Tal como acontece com outras doenças raras, a evidência da investigação é limitada pela pequena dimensão dos estudos. Embora as conclusões sugiram uma associação, é necessária investigação contínua para compreender totalmente o efeito do tratamento na vasta gama de variações genéticas observadas em pessoas com TRAPS, e para reunir mais dados sobre os efeitos do tratamento a muito longo prazo.
Síndrome de Hiperimunoglobulinemia D (HIDS) / Deficiência de Mevalonato Quinase (MKD)

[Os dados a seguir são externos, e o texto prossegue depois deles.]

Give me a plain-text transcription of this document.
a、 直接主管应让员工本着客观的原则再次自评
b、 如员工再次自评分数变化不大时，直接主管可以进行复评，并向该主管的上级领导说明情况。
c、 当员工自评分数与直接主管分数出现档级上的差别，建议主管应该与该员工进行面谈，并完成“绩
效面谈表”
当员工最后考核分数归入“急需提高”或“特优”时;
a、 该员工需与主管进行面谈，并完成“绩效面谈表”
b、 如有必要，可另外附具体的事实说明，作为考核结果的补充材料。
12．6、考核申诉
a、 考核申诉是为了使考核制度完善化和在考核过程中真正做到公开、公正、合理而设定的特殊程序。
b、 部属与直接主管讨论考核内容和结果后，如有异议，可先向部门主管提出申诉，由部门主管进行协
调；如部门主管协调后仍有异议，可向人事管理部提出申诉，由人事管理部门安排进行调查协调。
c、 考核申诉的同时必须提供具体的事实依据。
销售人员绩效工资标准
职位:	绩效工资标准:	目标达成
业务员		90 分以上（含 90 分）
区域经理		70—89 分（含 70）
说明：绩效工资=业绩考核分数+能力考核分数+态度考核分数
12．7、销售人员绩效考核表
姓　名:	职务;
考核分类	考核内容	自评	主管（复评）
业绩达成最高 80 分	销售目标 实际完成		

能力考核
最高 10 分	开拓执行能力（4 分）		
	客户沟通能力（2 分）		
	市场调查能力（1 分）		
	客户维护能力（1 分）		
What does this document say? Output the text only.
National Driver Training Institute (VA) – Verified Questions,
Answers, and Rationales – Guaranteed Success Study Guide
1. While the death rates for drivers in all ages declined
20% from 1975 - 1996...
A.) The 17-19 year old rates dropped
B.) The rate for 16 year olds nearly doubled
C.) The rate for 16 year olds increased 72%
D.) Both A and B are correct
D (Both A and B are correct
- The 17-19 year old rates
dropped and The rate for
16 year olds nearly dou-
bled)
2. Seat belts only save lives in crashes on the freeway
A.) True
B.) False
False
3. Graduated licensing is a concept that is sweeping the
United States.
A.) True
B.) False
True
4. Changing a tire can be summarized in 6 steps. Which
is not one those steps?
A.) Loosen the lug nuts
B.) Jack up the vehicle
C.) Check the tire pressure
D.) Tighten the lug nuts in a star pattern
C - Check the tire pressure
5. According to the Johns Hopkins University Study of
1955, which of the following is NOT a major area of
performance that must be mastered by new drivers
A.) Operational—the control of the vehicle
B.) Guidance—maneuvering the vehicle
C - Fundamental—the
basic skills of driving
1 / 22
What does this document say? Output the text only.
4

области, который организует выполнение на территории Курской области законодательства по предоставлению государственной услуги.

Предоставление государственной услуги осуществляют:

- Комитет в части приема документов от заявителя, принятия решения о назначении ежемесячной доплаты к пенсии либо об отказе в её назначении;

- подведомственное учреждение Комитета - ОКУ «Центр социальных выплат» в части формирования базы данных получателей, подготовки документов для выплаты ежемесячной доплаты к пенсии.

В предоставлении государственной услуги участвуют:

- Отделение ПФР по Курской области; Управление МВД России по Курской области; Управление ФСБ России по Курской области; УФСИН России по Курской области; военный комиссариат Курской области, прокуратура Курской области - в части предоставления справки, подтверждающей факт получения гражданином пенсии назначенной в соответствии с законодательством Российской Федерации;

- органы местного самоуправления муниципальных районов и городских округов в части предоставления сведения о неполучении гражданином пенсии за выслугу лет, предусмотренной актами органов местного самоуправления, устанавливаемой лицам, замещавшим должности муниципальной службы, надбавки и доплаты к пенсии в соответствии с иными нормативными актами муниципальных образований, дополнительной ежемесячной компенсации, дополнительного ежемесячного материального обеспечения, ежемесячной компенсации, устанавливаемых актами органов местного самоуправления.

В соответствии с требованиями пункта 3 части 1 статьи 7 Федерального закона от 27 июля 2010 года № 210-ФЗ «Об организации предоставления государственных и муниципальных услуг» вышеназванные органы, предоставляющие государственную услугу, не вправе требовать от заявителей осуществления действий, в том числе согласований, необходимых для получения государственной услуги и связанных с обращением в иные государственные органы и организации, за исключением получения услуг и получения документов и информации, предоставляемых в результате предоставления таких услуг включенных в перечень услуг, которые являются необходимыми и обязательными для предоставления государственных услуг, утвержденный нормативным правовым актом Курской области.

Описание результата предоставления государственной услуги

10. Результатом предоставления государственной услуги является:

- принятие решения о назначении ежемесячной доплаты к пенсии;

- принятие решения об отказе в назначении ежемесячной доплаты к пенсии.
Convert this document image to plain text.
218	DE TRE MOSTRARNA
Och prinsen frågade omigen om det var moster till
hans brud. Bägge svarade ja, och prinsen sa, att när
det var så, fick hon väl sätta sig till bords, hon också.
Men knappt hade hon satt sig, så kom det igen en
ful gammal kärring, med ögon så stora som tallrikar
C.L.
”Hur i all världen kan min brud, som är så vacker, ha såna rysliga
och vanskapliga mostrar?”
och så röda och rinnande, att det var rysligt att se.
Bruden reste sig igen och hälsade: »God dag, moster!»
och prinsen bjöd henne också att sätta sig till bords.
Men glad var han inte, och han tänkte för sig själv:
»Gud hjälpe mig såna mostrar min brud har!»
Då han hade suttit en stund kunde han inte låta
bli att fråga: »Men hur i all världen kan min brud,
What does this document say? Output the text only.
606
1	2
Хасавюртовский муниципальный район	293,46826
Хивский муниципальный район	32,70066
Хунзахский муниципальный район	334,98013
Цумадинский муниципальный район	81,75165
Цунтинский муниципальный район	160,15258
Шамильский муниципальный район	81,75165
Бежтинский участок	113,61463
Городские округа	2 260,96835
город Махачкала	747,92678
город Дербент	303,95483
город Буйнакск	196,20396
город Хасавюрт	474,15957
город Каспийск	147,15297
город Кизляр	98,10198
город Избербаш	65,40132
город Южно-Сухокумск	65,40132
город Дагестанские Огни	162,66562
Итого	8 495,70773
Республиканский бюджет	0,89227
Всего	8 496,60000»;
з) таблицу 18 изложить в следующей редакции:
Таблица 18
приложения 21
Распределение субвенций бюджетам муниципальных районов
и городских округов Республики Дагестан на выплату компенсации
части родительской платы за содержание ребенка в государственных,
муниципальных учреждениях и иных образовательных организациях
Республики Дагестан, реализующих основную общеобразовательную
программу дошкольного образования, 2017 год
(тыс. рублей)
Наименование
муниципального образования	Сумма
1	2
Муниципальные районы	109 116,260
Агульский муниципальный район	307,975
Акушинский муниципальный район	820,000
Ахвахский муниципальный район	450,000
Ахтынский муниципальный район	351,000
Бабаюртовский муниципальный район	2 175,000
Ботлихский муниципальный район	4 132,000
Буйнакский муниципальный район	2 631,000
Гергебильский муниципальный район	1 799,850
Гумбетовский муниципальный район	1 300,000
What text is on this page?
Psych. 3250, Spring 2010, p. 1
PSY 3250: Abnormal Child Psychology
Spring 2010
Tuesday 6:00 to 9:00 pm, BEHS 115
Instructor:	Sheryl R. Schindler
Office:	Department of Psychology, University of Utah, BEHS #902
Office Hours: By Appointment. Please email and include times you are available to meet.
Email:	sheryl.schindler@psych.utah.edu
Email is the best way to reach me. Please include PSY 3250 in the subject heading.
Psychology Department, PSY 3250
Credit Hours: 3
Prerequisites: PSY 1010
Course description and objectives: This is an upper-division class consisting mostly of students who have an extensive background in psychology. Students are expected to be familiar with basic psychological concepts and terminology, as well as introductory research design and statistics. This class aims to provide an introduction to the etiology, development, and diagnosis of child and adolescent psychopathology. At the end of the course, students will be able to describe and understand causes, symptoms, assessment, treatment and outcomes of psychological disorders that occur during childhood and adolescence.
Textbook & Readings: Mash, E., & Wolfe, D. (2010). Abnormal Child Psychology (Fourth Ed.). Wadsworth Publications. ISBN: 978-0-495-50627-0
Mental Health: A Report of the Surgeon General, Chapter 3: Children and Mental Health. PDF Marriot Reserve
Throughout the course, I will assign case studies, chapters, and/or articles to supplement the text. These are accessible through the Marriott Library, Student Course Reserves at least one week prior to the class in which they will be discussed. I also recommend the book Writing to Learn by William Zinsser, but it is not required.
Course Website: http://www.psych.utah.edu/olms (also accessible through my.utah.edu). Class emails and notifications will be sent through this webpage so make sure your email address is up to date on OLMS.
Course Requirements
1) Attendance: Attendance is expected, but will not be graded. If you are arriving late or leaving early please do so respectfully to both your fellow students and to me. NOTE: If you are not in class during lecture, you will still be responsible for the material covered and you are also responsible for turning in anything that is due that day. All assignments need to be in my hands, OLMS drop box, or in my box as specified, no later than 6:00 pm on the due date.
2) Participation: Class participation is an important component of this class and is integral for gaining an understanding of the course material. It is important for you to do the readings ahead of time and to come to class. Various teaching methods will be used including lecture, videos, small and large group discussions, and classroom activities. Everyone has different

A utilização de canakinumab também foi investigada para a HIDS/MKD, outra síndrome hereditária rara caracterizada por febres recorrentes e inflamação. A investigação foi conduzida com uma estrutura semelhante à das outras síndromes de febre periódica raras, envolvendo estudos de pequena dimensão.
A investigação explorou se o tratamento está associado a uma redução do número de ataques febris dolorosos e debilitantes que as pessoas com HIDS/MKD experienciam. As conclusões indicam que os investigadores analisaram se vários indivíduos sob tratamento apresentavam uma resposta clínica, significando uma redução na gravidade dos seus sintomas e na frequência das suas febres, em comparação com os que receberam placebo.
A evidência para a HIDS/MKD é limitada pelo reduzido número de pessoas que participaram nos estudos devido à raridade da condição. Embora existam conclusões iniciais disponíveis para os sintomas agudos, é necessária mais investigação para clarificar totalmente o impacto a longo prazo na progressão da doença e para compreender as formas ideais de gerir o tratamento ao longo de muitos anos.